Zuster Emilienne van de derde kleuterklas kon dit bijzonder aanschouwelijk
vertellen. Aan de hand van een tekening van een huis uit die tijd
legde ze ons met pijltjes uit hoe vier mannen de lamme door het
dak van het huis met touwen naar beneden hadden gelaten. Eigenlijk
was ik meer onder de indruk van dit huzarenstukje dan van de genezing
van de lamme. Want dat Jezus wonderen kon doen vond ik vanzelfsprekend.

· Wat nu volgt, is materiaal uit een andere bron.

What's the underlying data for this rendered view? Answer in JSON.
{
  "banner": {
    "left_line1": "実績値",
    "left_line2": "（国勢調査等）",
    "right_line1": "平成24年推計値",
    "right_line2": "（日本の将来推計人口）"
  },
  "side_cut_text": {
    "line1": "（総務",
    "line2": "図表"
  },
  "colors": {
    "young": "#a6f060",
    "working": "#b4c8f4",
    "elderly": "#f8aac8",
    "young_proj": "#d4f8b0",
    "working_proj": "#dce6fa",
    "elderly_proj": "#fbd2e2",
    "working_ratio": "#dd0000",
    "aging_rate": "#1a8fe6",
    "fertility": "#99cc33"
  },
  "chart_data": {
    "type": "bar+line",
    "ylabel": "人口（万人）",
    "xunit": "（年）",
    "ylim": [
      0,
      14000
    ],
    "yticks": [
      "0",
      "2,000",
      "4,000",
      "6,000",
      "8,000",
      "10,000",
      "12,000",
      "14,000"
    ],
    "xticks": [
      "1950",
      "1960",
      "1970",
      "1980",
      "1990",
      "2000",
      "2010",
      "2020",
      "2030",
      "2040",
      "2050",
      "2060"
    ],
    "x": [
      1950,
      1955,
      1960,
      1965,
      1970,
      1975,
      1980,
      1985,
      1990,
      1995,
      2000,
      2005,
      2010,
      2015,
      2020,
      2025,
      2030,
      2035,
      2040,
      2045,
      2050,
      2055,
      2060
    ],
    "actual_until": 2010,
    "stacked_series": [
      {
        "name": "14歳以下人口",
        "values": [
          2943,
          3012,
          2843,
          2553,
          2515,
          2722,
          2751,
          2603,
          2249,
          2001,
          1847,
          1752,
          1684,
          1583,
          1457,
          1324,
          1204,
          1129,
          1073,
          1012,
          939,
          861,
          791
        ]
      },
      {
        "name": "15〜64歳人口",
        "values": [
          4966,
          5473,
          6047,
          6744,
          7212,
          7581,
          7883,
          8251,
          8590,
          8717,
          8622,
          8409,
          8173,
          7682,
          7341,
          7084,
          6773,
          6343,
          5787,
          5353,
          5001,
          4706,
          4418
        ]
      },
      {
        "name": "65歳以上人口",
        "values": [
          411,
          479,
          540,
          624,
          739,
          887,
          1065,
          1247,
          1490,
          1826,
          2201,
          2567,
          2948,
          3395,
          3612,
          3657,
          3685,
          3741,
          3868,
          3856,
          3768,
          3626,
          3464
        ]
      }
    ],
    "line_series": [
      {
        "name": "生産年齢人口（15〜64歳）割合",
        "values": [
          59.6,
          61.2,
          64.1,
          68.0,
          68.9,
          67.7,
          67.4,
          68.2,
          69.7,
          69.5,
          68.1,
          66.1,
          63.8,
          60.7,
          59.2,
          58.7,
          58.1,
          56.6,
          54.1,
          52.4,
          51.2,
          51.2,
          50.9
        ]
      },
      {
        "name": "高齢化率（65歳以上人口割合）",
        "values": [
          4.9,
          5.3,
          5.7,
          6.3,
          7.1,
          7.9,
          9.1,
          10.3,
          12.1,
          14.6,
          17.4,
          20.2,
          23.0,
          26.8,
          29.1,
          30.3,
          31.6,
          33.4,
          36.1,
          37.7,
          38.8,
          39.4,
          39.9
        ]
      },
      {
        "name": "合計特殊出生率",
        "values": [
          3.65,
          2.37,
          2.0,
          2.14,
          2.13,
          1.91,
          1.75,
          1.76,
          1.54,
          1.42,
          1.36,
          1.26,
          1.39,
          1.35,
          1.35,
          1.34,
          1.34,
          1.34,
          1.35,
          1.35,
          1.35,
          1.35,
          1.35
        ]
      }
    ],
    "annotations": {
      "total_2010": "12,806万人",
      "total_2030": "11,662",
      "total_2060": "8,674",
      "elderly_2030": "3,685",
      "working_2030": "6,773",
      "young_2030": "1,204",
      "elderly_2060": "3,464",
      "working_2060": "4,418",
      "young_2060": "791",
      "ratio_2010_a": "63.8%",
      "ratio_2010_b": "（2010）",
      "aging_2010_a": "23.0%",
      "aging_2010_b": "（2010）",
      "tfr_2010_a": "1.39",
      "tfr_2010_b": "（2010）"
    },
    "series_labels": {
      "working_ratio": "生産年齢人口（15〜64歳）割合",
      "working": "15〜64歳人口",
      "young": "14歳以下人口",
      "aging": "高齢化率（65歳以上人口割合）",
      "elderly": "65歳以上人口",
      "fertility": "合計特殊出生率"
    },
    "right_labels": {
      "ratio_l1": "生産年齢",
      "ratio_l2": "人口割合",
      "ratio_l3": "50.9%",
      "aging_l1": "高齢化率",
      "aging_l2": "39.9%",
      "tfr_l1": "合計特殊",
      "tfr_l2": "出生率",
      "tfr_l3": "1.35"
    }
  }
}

En nu, zoveel jaren later, was ik bij het lezen van deze passage
in het Marcus evangelie opnieuw erg aangesproken door het geloof
van die dragers: gesterkt door hun geloof zijn ze bereid alles te
doen om de lamme bij Jezus te krijgen. Samen helpen ze een man die
verstard was en helemaal vastzat op weg naar een nieuw leven en
naar bevrijding. Als dat geen wonder is! Eigenlijk gaat hier de
belofte die God door de profeet Jesaja heeft uitgesproken en die
deel uitmaakt van de lezingen van vandaag in vervulling: 'Blijf
niet staan bij wat vroeger was, laat het verleden achter je. Ik
laat je door de woestijn van leegte en verlamming heen een nieuwe
weg gaan. Het begin is er al, merk je het niet?'
Inleiding op evangelielezing:
Eigenlijk bleef ik wat op mijn honger zitten betreffende die 4 dragers
van de lamme. Eigenlijk weten we niet zoveel over hen. Ik vertel
jullie daarom een kort stukje dat zou kunnen voorafgaan aan de tekst
over de lamme maar dat wel ontsproten is aan mijn eigen verbeelding:
Ze waren met vier, allen broers van de lamme en ze hadden van Jezus
gehoord en twee onder hen hadden Hem zelfs gezien. Hij had hen even
aangekeken en een nooit voorheen gekende liefde was bij hen beginnen
stromen, zo overvloedig dat ze niet anders konden dan deze met anderen
te delen. En vanuit die liefdevolle ingesteldheid zagen ze plots
hun lamme broer met heel andere ogen, met de ogen van hun hart.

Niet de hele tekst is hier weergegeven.